Interestingly, many rappers have looked to Cobain as a role model or influence since his death in 1994. Jay-Z is hardly the only rapper to mention the late rock icon in lyrics. Cobain (and often, specifically, Cobain’s suicide) has been referenced in tracks by Dr. Dre, Kendrick Lamar, Kanye West, Tupac Shakur, Eminem, A$AP Rocky, 50 Cent, Xzibit, the Game, Kurupt, Fabolous, Gucci Mane, Waka Flocka Flame, Lloyd, Juelz Santana, Pastor Troy, Insane Clown Posse, k-os, Lupe Fiasco, and Tyler, the Creator. Kid Cudi, who in 2011 posted a video of himself paying respects to Cobain in Washington, sampled Cobain’s home recording “Burn the Rain” on his collaboration with Kanye, Kids See Ghosts. And the stage name of rapper Kirko Bangz is even a play on Kurt Cobain’s name.
“When Nirvana hit, you had black kids into hip-hop watching MTV for alternative videos, getting into Red Hot Chili Peppers,” Talib Kweli once told Spin. “Then Ice-T came out with Body Count. I think all that set the stage for Nirvana. And Nevermind was a damn near perfect album, like Bob Marley’s Talkin’ Blues or John Coltrane’s A Love Supreme.”
“I been into [Nirvana] since ‘Teen Spirit,’” Lil Wayne, who once Photoshopped himself onto the Nevermind album cover, told HipHopDX. “There used to be this video-request station called The Box, and some motherf***er must have loved Nirvana, ’cause that video was always on. I loved it.”
“I’m a big fan of Kurt Cobain,” Mobb Deep’s Prodigy told Complex. “I put a picture of him holding a gun on my Instagram for his birthday. He’s definitely one of my favorite rock artists. ‘Heart Shaped Box’ is my s***. It was something different about him, because he had a very challenged voice. They made a whole new movement — the indie rock, the grunge. He was like an amazing artist, man. The vocals, the lyrics, everything.”
Freddie Gibbs told the L.A. Times, “Kurt changed it up. … I love Nirvana. I still bump ‘Smells Like Teen Spirit.’ I used to listen to it before all my football games.” U.K. rapper Dizzee Rascal, who has been known to mash up his song “Stand Up Tall” with “Smells Like Teen Spirit” in concert, once told the Guardian, “There was something rugged and rebellious about [Nirvana]. Kurt Cobain, he was just heavy, man.”

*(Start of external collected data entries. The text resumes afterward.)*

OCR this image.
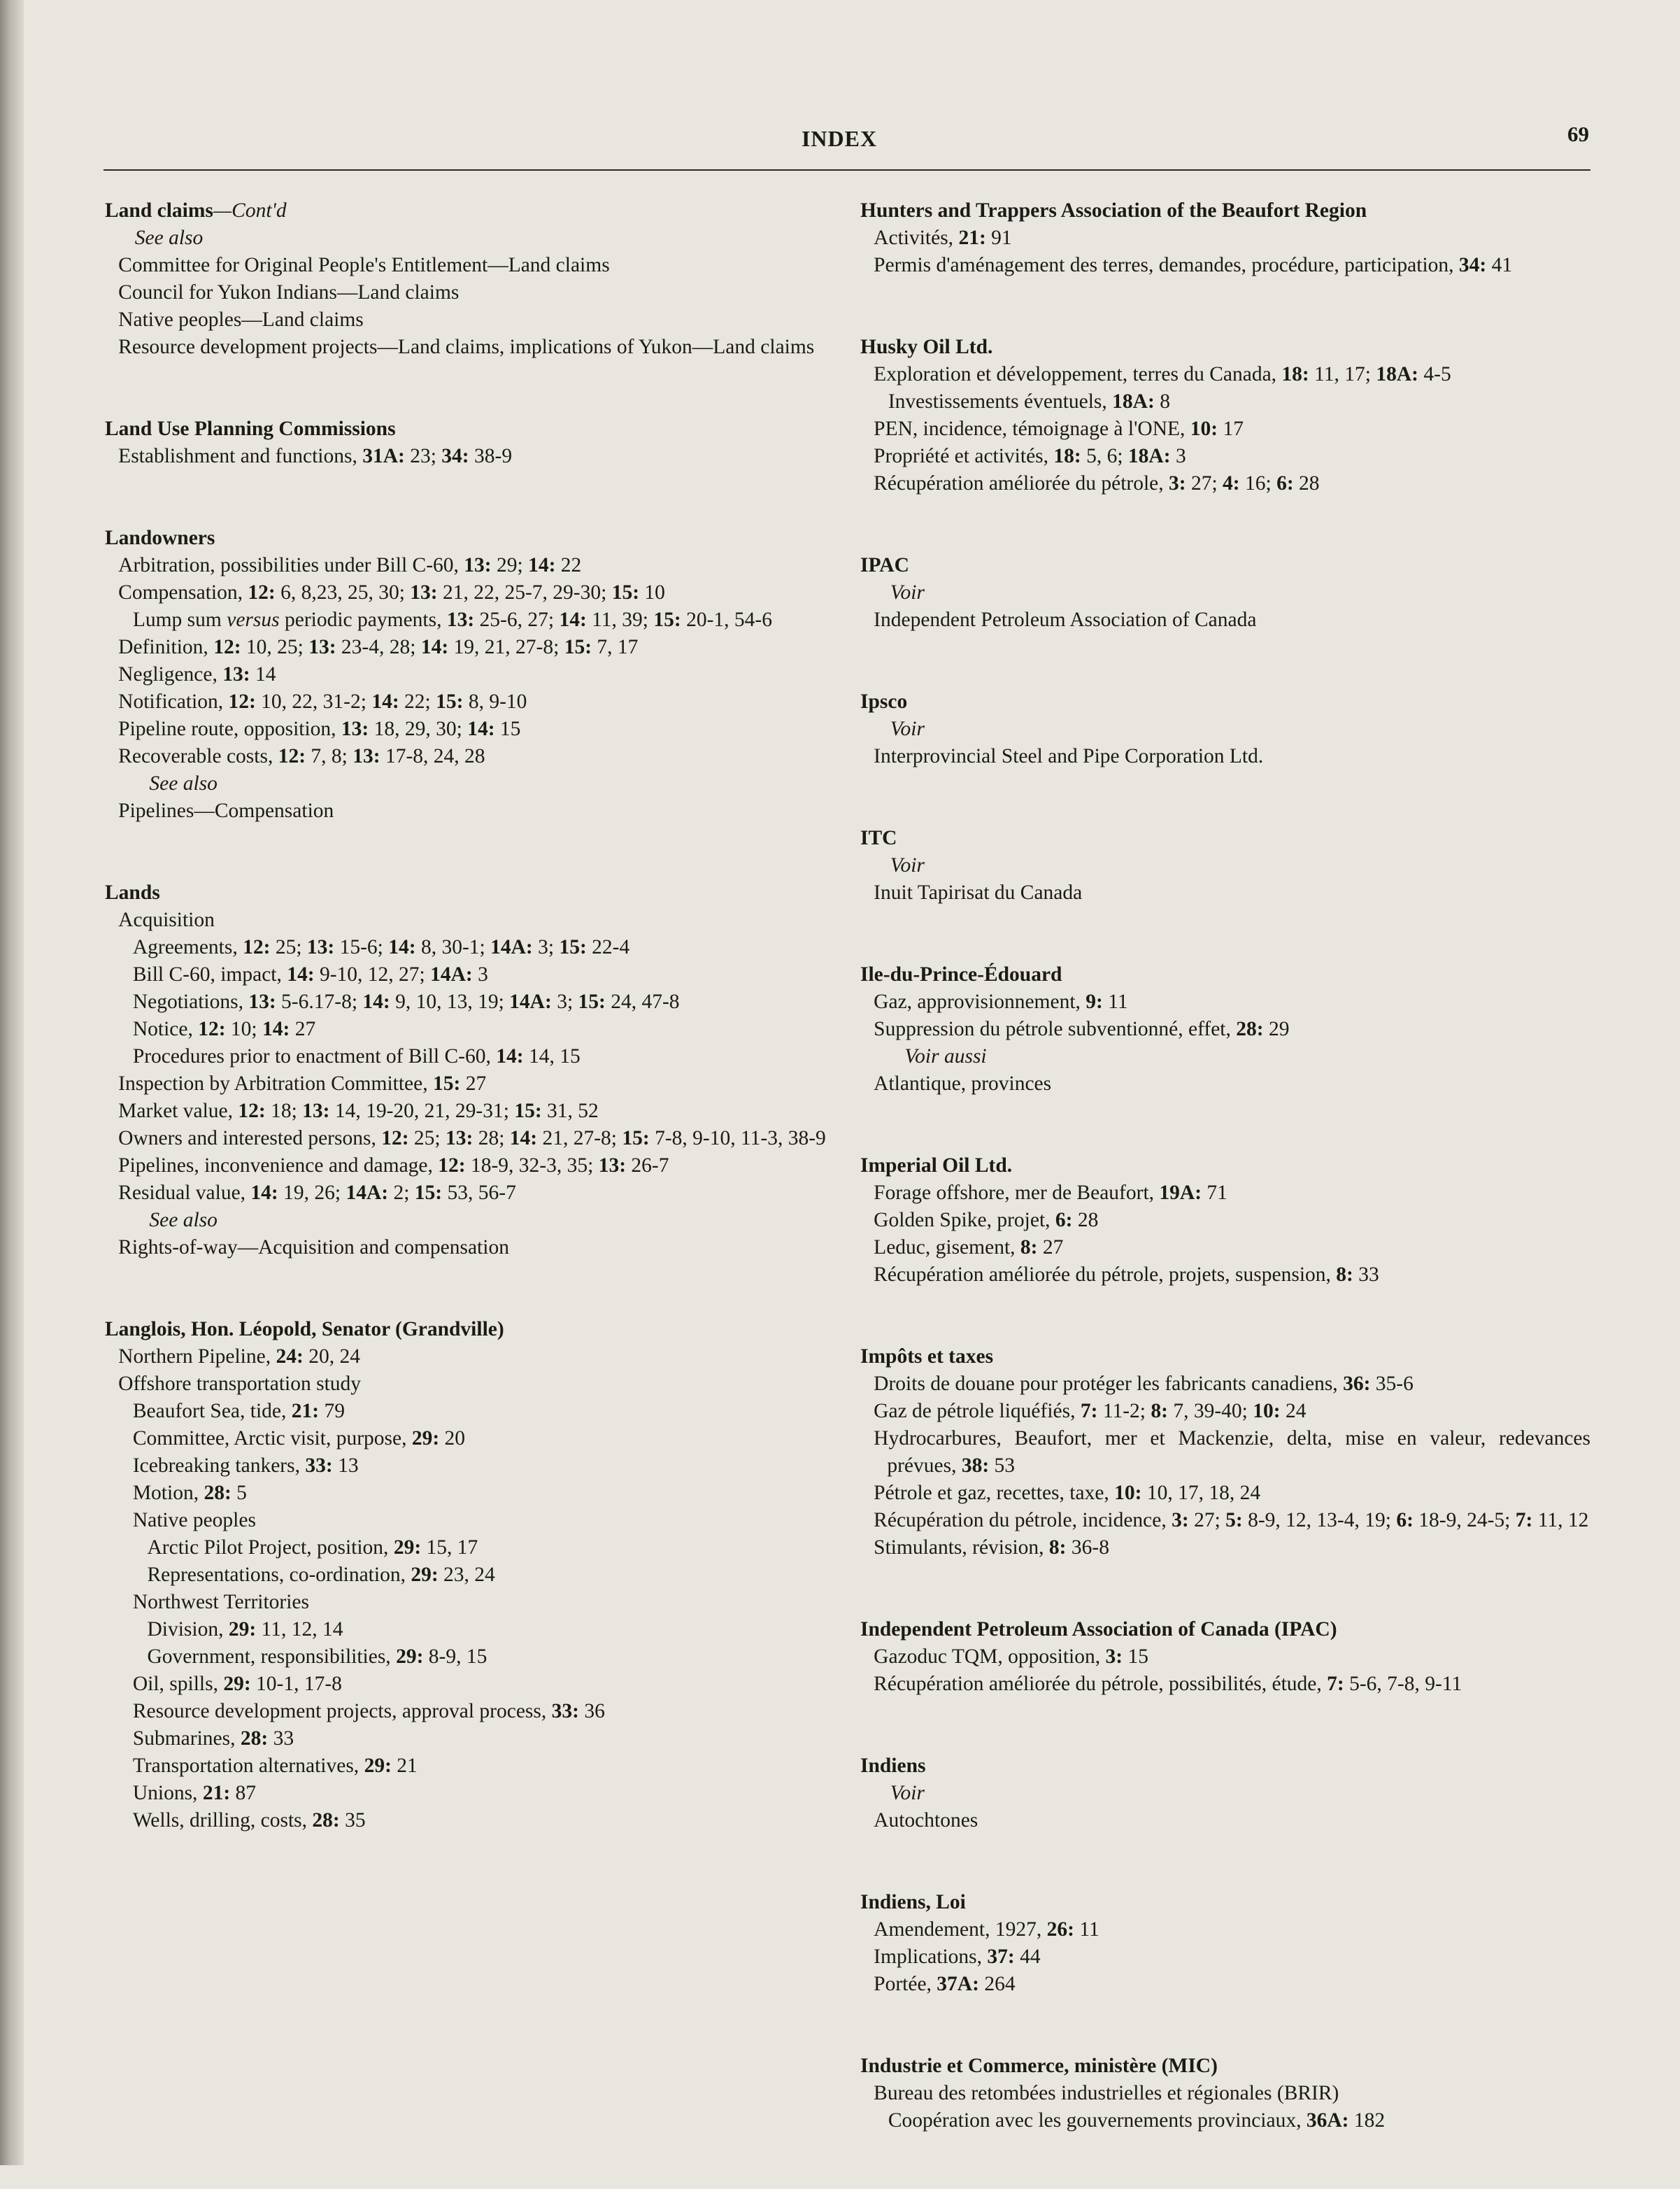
INDEX	69
Land claims—Cont'd
See also
Committee for Original People's Entitlement—Land claims
Council for Yukon Indians—Land claims
Native peoples—Land claims
Resource development projects—Land claims, implications of Yukon—Land claims
Land Use Planning Commissions
Establishment and functions, 31A: 23; 34: 38-9
Landowners
Arbitration, possibilities under Bill C-60, 13: 29; 14: 22
Compensation, 12: 6, 8,23, 25, 30; 13: 21, 22, 25-7, 29-30; 15: 10
Lump sum versus periodic payments, 13: 25-6, 27; 14: 11, 39; 15: 20-1, 54-6
Definition, 12: 10, 25; 13: 23-4, 28; 14: 19, 21, 27-8; 15: 7, 17
Negligence, 13: 14
Notification, 12: 10, 22, 31-2; 14: 22; 15: 8, 9-10
Pipeline route, opposition, 13: 18, 29, 30; 14: 15
Recoverable costs, 12: 7, 8; 13: 17-8, 24, 28
See also
Pipelines—Compensation
Lands
Acquisition
Agreements, 12: 25; 13: 15-6; 14: 8, 30-1; 14A: 3; 15: 22-4
Bill C-60, impact, 14: 9-10, 12, 27; 14A: 3
Negotiations, 13: 5-6.17-8; 14: 9, 10, 13, 19; 14A: 3; 15: 24, 47-8
Notice, 12: 10; 14: 27
Procedures prior to enactment of Bill C-60, 14: 14, 15
Inspection by Arbitration Committee, 15: 27
Market value, 12: 18; 13: 14, 19-20, 21, 29-31; 15: 31, 52
Owners and interested persons, 12: 25; 13: 28; 14: 21, 27-8; 15: 7-8, 9-10, 11-3, 38-9
Pipelines, inconvenience and damage, 12: 18-9, 32-3, 35; 13: 26-7
Residual value, 14: 19, 26; 14A: 2; 15: 53, 56-7
See also
Rights-of-way—Acquisition and compensation
Langlois, Hon. Léopold, Senator (Grandville)
Northern Pipeline, 24: 20, 24
Offshore transportation study
Beaufort Sea, tide, 21: 79
Committee, Arctic visit, purpose, 29: 20
Icebreaking tankers, 33: 13
Motion, 28: 5
Native peoples
Arctic Pilot Project, position, 29: 15, 17
Representations, co-ordination, 29: 23, 24
Northwest Territories
Division, 29: 11, 12, 14
Government, responsibilities, 29: 8-9, 15
Oil, spills, 29: 10-1, 17-8
Resource development projects, approval process, 33: 36
Submarines, 28: 33
Transportation alternatives, 29: 21
Unions, 21: 87
Wells, drilling, costs, 28: 35
Hunters and Trappers Association of the Beaufort Region
Activités, 21: 91
Permis d'aménagement des terres, demandes, procédure, participation, 34: 41
Husky Oil Ltd.
Exploration et développement, terres du Canada, 18: 11, 17; 18A: 4-5
Investissements éventuels, 18A: 8
PEN, incidence, témoignage à l'ONE, 10: 17
Propriété et activités, 18: 5, 6; 18A: 3
Récupération améliorée du pétrole, 3: 27; 4: 16; 6: 28
IPAC
Voir
Independent Petroleum Association of Canada
Ipsco
Voir
Interprovincial Steel and Pipe Corporation Ltd.
ITC
Voir
Inuit Tapirisat du Canada
Ile-du-Prince-Édouard
Gaz, approvisionnement, 9: 11
Suppression du pétrole subventionné, effet, 28: 29
Voir aussi
Atlantique, provinces
Imperial Oil Ltd.
Forage offshore, mer de Beaufort, 19A: 71
Golden Spike, projet, 6: 28
Leduc, gisement, 8: 27
Récupération améliorée du pétrole, projets, suspension, 8: 33
Impôts et taxes
Droits de douane pour protéger les fabricants canadiens, 36: 35-6
Gaz de pétrole liquéfiés, 7: 11-2; 8: 7, 39-40; 10: 24
Hydrocarbures, Beaufort, mer et Mackenzie, delta, mise en valeur, redevances prévues, 38: 53
Pétrole et gaz, recettes, taxe, 10: 10, 17, 18, 24
Récupération du pétrole, incidence, 3: 27; 5: 8-9, 12, 13-4, 19; 6: 18-9, 24-5; 7: 11, 12
Stimulants, révision, 8: 36-8
Independent Petroleum Association of Canada (IPAC)
Gazoduc TQM, opposition, 3: 15
Récupération améliorée du pétrole, possibilités, étude, 7: 5-6, 7-8, 9-11
Indiens
Voir
Autochtones
Indiens, Loi
Amendement, 1927, 26: 11
Implications, 37: 44
Portée, 37A: 264
Industrie et Commerce, ministère (MIC)
Bureau des retombées industrielles et régionales (BRIR)
Coopération avec les gouvernements provinciaux, 36A: 182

If Cobain had lived and Nirvana had continued, perhaps Cobain may have been open to collaborating with the rappers he admired and the ones who admired his work. He did tell M.E.A.T. magazine — during the same 1991 interview with Karen Bliss in which he made his “the white man has ripped off the black man for long enough” and “rap music is the only vital form of music introduced since punk” comments — that he “would never do rap music” and white artists “should leave rap music to the African-Americans because they do it so well and it is so vital to them.” However, Nirvana bassist Krist Novoselic actually told NME this year that he would love to form a supergroup featuring Chuck D of Cobain’s favorite rap act, Public Enemy.

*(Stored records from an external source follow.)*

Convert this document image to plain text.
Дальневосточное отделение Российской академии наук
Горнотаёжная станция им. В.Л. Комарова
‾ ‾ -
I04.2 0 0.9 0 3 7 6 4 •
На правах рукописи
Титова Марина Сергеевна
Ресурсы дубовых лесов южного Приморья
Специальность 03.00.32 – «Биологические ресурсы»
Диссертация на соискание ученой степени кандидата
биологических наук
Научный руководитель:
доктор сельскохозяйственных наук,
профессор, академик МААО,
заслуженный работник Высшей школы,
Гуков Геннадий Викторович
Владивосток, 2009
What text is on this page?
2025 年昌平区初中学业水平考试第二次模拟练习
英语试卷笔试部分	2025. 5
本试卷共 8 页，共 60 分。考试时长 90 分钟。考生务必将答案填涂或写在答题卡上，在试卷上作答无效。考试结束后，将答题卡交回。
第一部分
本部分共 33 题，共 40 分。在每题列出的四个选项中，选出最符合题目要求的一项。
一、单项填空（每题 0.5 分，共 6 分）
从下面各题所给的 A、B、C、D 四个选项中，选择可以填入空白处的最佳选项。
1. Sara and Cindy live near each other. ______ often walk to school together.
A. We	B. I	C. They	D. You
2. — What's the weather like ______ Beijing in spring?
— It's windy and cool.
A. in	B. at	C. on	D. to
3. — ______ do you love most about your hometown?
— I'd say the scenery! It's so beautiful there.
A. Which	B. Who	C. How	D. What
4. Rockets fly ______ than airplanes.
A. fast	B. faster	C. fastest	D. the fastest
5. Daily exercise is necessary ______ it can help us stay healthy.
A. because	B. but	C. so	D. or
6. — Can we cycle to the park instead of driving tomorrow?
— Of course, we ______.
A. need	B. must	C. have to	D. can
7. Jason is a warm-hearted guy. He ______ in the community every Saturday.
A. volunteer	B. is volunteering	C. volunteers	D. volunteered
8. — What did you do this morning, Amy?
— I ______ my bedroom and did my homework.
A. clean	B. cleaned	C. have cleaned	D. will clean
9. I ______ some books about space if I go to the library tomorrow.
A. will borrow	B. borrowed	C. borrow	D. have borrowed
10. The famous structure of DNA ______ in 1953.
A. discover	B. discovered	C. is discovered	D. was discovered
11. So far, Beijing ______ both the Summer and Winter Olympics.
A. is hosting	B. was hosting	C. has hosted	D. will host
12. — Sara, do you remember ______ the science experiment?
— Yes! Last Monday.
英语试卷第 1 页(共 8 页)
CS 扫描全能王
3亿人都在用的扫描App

Toward the end of the 1991 interview with LoRusso, Cobain seemed undecided about his group’s direction. “Whatever, I don’t know,” he quipped when asked about major future plans. “Televisions out the window, red snapper, fire extinguishers, sparklers, fireworks.” In the caption accompanying the audio upload of his unearthed Cobain interview, LoRusso wrote, “As we spoke, I got a vague sense that [Kurt] wasn’t really enjoying their success. I couldn’t understand it. I was so enamored with and envious of his talent and success I just couldn’t understand how he could have been so indifferent to it. A few years later it became very clear why.”